Chapter 7 Regression Analysis And A Categorical Moderator
Key concepts: regression equation, dummy variables, normally distributed residuals, linearity, homoscedasticity, independent observations, statistical diagram, interaction variable, covariate, common support, simple slope, conditional effect.
Watch this micro lecture on regression analysis with a categorical moderator for an overview of the chapter.
Summary
The linear regression model is a powerful and very popular tool for predicting a numerical dependent variable from one or more independent variables. In this chapter, we use regression analysis to evaluate the effects of an anti-smoking campaign. We predict attitude towards smoking from exposure to the anti-smoking campaign (numerical), time spent with smokers (numerical), and the respondent’s smoking status (categorical).
Regression coefficients, that is, the slopes of regression lines, are the effects in a regression model. They show the predicted difference in the dependent variable for a one unit difference in the independent variable (exposure, time spent with smokers) or the predicted mean difference for two categories (smokers versus non-smokers).
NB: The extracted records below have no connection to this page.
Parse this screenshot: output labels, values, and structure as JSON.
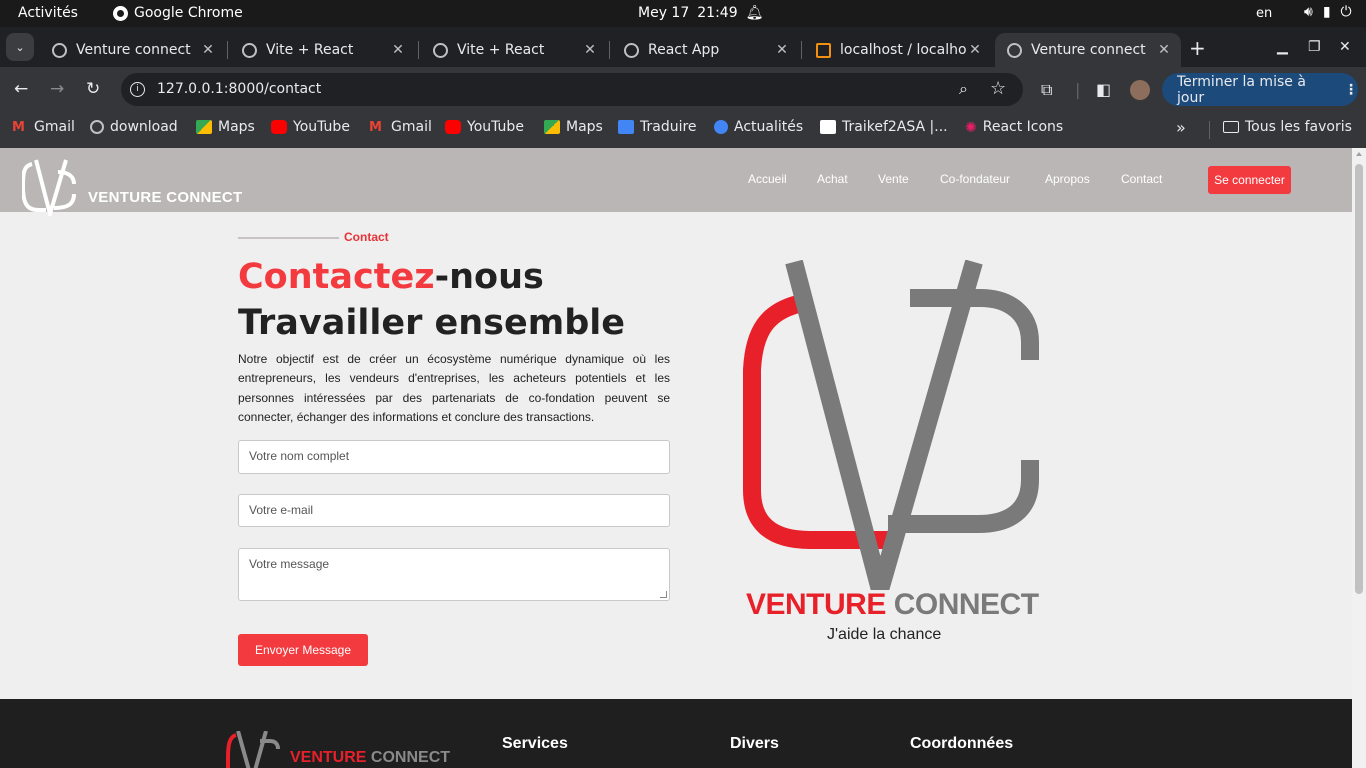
{
  "system": {
    "activities": "Activités",
    "app_name": "Google Chrome",
    "date": "Mey 17",
    "time": "21:49",
    "lang": "en"
  },
  "tabs": [
    {
      "title": "Venture connect",
      "active": false
    },
    {
      "title": "Vite + React",
      "active": false
    },
    {
      "title": "Vite + React",
      "active": false
    },
    {
      "title": "React App",
      "active": false
    },
    {
      "title": "localhost / localho",
      "active": false
    },
    {
      "title": "Venture connect",
      "active": true
    }
  ],
  "toolbar": {
    "url": "127.0.0.1:8000/contact",
    "update_label": "Terminer la mise à jour"
  },
  "bookmarks": [
    {
      "label": "Gmail",
      "icon": "gmail-icon",
      "color": "#ea4335"
    },
    {
      "label": "download",
      "icon": "globe-icon",
      "color": "#bdc1c6"
    },
    {
      "label": "Maps",
      "icon": "maps-icon",
      "color": "#34a853"
    },
    {
      "label": "YouTube",
      "icon": "youtube-icon",
      "color": "#ff0000"
    },
    {
      "label": "Gmail",
      "icon": "gmail-icon",
      "color": "#ea4335"
    },
    {
      "label": "YouTube",
      "icon": "youtube-icon",
      "color": "#ff0000"
    },
    {
      "label": "Maps",
      "icon": "maps-icon",
      "color": "#34a853"
    },
    {
      "label": "Traduire",
      "icon": "translate-icon",
      "color": "#4285f4"
    },
    {
      "label": "Actualités",
      "icon": "news-icon",
      "color": "#4285f4"
    },
    {
      "label": "Traikef2ASA |...",
      "icon": "tt-icon",
      "color": "#ffffff"
    },
    {
      "label": "React Icons",
      "icon": "react-icon",
      "color": "#e91e63"
    }
  ],
  "all_bookmarks": "Tous les favoris",
  "site": {
    "brand": "VENTURE CONNECT",
    "nav": [
      "Accueil",
      "Achat",
      "Vente",
      "Co-fondateur",
      "Apropos",
      "Contact"
    ],
    "login": "Se connecter",
    "section_label": "Contact",
    "heading_red": "Contactez",
    "heading_rest": "-nous",
    "heading_line2": "Travailler ensemble",
    "lead": "Notre objectif est de créer un écosystème numérique dynamique où les entrepreneurs, les vendeurs d'entreprises, les acheteurs potentiels et les personnes intéressées par des partenariats de co-fondation peuvent se connecter, échanger des informations et conclure des transactions.",
    "form": {
      "name_placeholder": "Votre nom complet",
      "email_placeholder": "Votre e-mail",
      "message_placeholder": "Votre message",
      "submit": "Envoyer Message"
    },
    "logo_brand_red": "VENTURE",
    "logo_brand_gray": "CONNECT",
    "tagline": "J'aide la chance",
    "footer": {
      "brand_red": "VENTURE",
      "brand_gray": "CONNECT",
      "columns": [
        "Services",
        "Divers",
        "Coordonnées"
      ]
    }
  },
  "colors": {
    "accent": "#f33a3f",
    "nav_bg": "#bab6b6",
    "logo_gray": "#7a7a7a"
  }
}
But what if the predictive effect is not the same in all contexts? For example, exposure to an anti-smoking campaign may generally generate a more negative attitude towards smoking. The effect, however, is probably different for people who smoke than for people who do not smoke. In this case, the effect of campaign exposure on attitude towards smoking is moderated by context: Whether or not the person exposed to the campaign is a smoker.
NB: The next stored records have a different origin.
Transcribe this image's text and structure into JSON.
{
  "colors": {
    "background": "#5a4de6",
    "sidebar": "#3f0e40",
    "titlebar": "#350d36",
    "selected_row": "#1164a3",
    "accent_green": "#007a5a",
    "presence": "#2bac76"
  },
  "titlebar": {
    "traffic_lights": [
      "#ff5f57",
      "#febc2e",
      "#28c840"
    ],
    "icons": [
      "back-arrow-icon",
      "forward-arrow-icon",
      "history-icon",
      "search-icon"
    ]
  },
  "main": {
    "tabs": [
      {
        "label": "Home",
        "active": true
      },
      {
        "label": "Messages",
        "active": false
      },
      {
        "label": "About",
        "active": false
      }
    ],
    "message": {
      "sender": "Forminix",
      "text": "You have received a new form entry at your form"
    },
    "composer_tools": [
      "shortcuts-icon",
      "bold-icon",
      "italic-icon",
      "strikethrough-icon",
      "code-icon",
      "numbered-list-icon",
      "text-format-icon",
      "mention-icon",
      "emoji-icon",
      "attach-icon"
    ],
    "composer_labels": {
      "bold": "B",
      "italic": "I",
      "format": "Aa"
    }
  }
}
Different effect sizes for different contexts are different regression coefficients for different contexts. We need different regression lines for different groups of people. We can use an interaction variable as an independent variable in a regression model to accommodate for moderation as different effects. An interaction variable is just the product of the predictor variable and the moderator variable.
As an independent variable in the model, the regression coefficient of an interaction variable (interaction effect for short) has a confidence interval and a p value. The confidence interval tells us the plausible values for the size of the interaction effect in the population. The p value tests the null hypothesis that there is no interaction effect at all in the population.
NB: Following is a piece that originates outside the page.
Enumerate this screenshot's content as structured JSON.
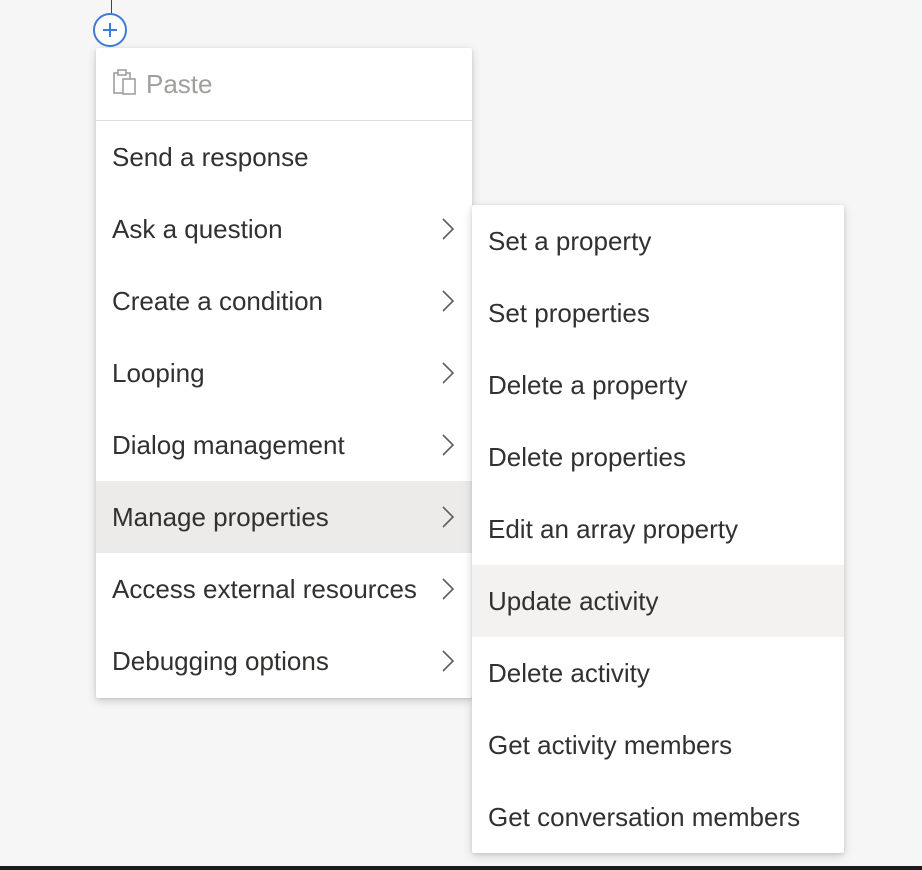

To interpret the interaction effect, we must determine the size of the effect of the predictor on the dependent variable for each group of the moderator. For example, the effect of campaign exposure on smoking attitude for smokers and the effect for non-smokers.
An interaction effect in a regression model closely resembles an interaction effect in analysis of variance. The effect of a single predictor that is involved in an interaction effect in a regression model, however, is not a main effect as in analysis of variance. It is a conditional effect, namely the effect for one particular value of the moderator, that is, the effect within one particular context. To understand this, we must pay close attention to the regression equation.
Essential Analytics
In SPSS, we use the Linear option in the Regression submenu for regression analysis. For a moderation model, we first use the Compute Variable option in the Transform menu to calculate an interaction variable: we multiply (using *
) the predictor variable by the moderator variable. The interaction variable is included in the regression model as an independent variable, just like the predictor, moderator, and any other independent variables (covariates).
A categorical predictor variable such as a participant’s residential area (urban, suburban, rural) is included in the regression model as dummy variables, which have the values 0 or 1, for example: dummy variables suburban and rural, each with values yes (1) and no (0). The category without dummy variable is the reference group.
The regression coefficient of a dummy variable gives us the difference between the average score on the dependent variable of the group scoring 1 on the dummy variable and the reference group. In the example presented in Figure 7.1, the attitude towards smoking for participants living in a suburban environment (red box) is on average 0.33 more positive than among participants in an urban environment (the reference group).
The predictor variable Exposure is included in the interaction effect. As a consequence, the regression coefficient for this variable (green box in Figure 7.1) expresses the effect of exposure on attitude towards smoking for the reference group on the other variable included in the interaction effect, namely, people who never smoked. A one unit increase in exposure predicts a 0.20 more negative (-0.197) attitude towards smoking for people who never smoked.
If we would like to know the effect of exposure on attitude towards smoking for former smokers, we must add the regression coefficient for the interaction of exposure with former smokers (blue box) to the regression coefficient of exposure (green box): A one unit increase in exposure predicts a 0.47 more negative (-0.465 = -0.197 + -0.268) attitude towards smoking for former smokers.
An interaction effect such as -0.27 for Former smoker * exposure tells us the difference between the exposure effect for former smokers and the exposure effect for people who never smoked (reference group). A plot of the regression lines shows the different exposure effects (Figure 7.2). The red line (effect of exposure for former smokers) has a stronger downward tendency than the blue line (exposure effect for people who never smoked).